Hoje para saber quais são os livros mais vendidos no mercado editorial só precisamos pesquisar no Google. Antigamente, as livrarias, por meio de sua equipe de marketing ou assessoria de imprensa, enviava para as redações. Outra forma, que existe até hoje, é através da seção de best-seller, no qual os livros mais vendidos são postos em um lugar específico.
Mas, quem não podia ir para livraria o tempo todo, o jeito era acompanhar pelos jornais. A Livraria Universitária, que ficava no Centro de Natal, trouxe ao jornal a lista dos “10 Livros Mais Vendidos no Semestre”, do ano de 1973.
Confira a lista completa a seguir:
1. Tereza Batista Cansada de Guerra — Jorge Amado (foto em destaque)
2. Memória do Marechal Juarez Távora – Autobiografia.
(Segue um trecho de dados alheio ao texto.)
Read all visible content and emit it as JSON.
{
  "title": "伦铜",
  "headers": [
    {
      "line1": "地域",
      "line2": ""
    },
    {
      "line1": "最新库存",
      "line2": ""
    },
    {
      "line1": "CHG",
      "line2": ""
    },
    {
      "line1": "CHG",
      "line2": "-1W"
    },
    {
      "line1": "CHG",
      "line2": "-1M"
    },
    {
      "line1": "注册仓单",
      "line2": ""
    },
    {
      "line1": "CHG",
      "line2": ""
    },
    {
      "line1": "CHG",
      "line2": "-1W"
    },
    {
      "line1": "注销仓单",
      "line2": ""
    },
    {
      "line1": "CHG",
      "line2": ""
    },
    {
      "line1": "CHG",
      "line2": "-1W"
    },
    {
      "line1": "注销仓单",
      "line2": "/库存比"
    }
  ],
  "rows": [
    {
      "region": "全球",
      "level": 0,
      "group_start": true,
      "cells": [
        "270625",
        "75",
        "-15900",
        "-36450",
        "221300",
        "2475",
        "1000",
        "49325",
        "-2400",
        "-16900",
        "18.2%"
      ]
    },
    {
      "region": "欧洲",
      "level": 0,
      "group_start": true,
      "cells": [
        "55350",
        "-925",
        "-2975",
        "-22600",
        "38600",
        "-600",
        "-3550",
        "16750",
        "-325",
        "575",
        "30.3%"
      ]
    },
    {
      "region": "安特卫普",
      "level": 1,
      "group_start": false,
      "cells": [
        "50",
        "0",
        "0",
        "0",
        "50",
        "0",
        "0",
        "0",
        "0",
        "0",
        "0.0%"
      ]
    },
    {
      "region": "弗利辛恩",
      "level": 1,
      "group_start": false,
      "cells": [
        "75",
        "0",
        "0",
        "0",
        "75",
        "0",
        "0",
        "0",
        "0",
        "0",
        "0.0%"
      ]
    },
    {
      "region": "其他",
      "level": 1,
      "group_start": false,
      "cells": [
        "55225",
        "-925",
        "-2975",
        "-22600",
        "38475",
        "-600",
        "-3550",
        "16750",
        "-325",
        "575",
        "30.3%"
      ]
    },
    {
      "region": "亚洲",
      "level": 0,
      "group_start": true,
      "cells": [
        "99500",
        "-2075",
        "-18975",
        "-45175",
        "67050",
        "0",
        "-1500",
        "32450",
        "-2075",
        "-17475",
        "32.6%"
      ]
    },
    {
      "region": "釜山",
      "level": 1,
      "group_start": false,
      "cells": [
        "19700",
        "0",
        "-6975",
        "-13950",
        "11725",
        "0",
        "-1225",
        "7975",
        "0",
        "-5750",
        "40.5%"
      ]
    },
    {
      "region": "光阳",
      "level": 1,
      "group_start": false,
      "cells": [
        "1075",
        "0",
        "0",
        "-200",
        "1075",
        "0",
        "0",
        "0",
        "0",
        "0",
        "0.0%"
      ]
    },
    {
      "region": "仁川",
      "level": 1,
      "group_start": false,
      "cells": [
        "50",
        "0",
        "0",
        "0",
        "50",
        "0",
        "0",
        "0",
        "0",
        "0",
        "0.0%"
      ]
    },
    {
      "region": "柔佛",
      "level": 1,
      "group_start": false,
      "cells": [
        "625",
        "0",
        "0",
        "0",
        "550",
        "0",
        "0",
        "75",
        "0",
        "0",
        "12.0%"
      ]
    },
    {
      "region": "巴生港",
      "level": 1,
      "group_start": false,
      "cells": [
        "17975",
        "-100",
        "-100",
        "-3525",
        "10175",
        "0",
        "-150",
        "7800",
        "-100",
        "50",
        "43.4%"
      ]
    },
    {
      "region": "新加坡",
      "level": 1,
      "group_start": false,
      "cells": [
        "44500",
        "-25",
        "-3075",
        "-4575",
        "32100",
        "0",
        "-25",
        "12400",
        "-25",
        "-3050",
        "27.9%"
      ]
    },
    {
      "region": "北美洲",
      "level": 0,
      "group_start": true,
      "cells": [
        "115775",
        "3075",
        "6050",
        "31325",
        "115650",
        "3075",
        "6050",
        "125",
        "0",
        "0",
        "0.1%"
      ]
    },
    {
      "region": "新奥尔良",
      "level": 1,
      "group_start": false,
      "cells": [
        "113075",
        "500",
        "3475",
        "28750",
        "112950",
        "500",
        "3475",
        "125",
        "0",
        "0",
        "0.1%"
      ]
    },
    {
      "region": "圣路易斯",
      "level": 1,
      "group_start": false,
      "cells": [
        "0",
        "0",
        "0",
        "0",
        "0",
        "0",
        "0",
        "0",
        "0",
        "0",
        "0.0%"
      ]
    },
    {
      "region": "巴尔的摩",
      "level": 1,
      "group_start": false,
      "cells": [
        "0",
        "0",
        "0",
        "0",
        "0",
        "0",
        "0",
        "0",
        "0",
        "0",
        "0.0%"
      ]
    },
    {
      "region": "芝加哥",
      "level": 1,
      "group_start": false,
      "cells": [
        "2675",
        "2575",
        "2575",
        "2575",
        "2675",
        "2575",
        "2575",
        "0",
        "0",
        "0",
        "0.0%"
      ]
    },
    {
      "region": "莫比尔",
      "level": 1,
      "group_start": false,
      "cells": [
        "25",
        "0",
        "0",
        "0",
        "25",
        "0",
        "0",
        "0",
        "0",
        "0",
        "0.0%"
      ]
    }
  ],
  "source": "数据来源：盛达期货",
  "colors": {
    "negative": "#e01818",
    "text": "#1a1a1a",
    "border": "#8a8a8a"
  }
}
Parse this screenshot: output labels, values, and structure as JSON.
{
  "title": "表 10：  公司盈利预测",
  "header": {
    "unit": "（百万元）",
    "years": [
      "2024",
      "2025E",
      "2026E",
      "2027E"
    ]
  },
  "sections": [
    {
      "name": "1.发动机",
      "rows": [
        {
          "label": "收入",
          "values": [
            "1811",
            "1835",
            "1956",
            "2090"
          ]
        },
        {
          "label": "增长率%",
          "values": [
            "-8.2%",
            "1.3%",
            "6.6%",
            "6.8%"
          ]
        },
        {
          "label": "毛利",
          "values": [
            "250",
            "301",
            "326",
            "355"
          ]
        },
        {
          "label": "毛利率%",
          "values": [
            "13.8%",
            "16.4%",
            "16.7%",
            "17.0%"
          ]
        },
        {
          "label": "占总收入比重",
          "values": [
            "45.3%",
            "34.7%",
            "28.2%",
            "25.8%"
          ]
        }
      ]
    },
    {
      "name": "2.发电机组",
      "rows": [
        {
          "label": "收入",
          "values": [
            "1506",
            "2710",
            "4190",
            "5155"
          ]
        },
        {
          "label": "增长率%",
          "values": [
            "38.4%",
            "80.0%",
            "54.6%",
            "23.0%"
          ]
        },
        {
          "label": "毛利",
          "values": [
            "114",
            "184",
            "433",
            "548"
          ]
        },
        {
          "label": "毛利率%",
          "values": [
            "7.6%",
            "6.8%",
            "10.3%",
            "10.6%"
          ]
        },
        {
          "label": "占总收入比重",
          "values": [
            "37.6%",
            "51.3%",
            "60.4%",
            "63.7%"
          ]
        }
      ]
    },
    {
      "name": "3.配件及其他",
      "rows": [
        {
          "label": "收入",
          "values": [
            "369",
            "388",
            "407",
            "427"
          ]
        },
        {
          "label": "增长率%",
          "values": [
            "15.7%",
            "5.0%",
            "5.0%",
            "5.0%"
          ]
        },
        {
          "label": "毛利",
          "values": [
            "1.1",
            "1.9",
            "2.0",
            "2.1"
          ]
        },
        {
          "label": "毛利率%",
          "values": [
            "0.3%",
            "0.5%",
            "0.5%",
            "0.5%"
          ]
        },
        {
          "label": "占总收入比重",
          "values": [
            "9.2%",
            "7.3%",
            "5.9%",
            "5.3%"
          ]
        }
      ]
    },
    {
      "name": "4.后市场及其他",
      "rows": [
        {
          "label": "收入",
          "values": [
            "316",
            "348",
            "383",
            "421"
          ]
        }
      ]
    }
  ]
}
3.Último Tango em Paris — baseado no filme de Bertolucci
4. O Exorcista — William Peter Blatty
5. Massacre! — Dee Brown
6. O Número Dois Mais Famoso do Mundo — Henry Kissinger
7. O Chefão — Mario Puzo
8. A Hegemonia dos EUA e o Subdesenvolvimento da América Latina — Celso Furtado
9. Eram os Deuses Astronautas? — Erich von Däniken
10. Incidente em Antares — Erico Verissimo
Retiramos de um anúncio original: Livraria Universitária, na Tribuna do Norte em julho daquele ano. Não confundir com a Cooperativa Cultural, livraria que fica no campus da Universidade Federal do Rio Grande do Norte (UFRN).
Um retrato do Brasil de 1973
Não é coincidência que essa lista pareça, ao mesmo tempo, familiar e completamente estranha. Ela mistura literatura brasileira de peso, geopolítica da Guerra Fria e a cultura pop que dominava as bancas e cinemas do mundo inteiro.
Jorge Amado, declaradamente comunista, liderava o ranking com “Tereza Batista Cansada de Guerra”, publicado em 1972 e já consagrado como um dos grandes romances populares do autor baiano. Não muito atrás, Erico Verissimo fechava a lista com “Incidente em Antares”, lançado no mesmo ano.
Do outro lado do espectro, **Henry Kissinger**, então Secretário de Estado dos EUA e uma das figuras mais influentes (e controversas) da política internacional, aparecia como assunto de interesse do leitor comum, sinal de como a Guerra Fria e a diplomacia internacional ocupavam a cabeça das pessoas mesmo fora dos círculos acadêmicos. Na mesma toada política, **Celso Furtado**, um dos maiores economistas brasileiros, figurava com um ensaio sobre a hegemonia americana na América Latina, leitura densa para um “mais vendido”, o que diz muito sobre o público leitor da época.
O Exorcista
O destaque, porém, e o item que ganhou uma marcação especial no recorte original do anúncio, é “O Exorcista”, de William Peter Blatty, na 4ª posição.
O romance, lançado nos EUA em 1971, já era um sucesso de vendas mundial, mas 1973 foi o ano que o transformou definitivamente em fenômeno cultural: em dezembro daquele ano estrearia nos cinemas americanos a adaptação dirigida por William Friedkin, que se tornaria um marco do gênero de terror e um dos filmes mais lucrativos da década.
Mais curiosidade desta lista
O livro “Memória do Marechal Juarez Távora” é uma autobiografia, que traz memórias do militar e político brasileiro Juarez Távora. Lançado pela editora da Bibliteca do Exército, a obra fala da figura histórica do movimento tenentista, líder da intervenção no período de Vargas.
Já *Último Tango em Paris” posteriormente virou no polêmico filme de Bernardo Bertolucci, lançado no ano anterior e cercado de escândalo por seu conteúdo sexual explícito, outro sinal de como a lista misturava alta cultura, política e uma certa ousadia proibida para a época. Na época, a obra fílmica estava censurada pela Ditadura Militar (1964-1985).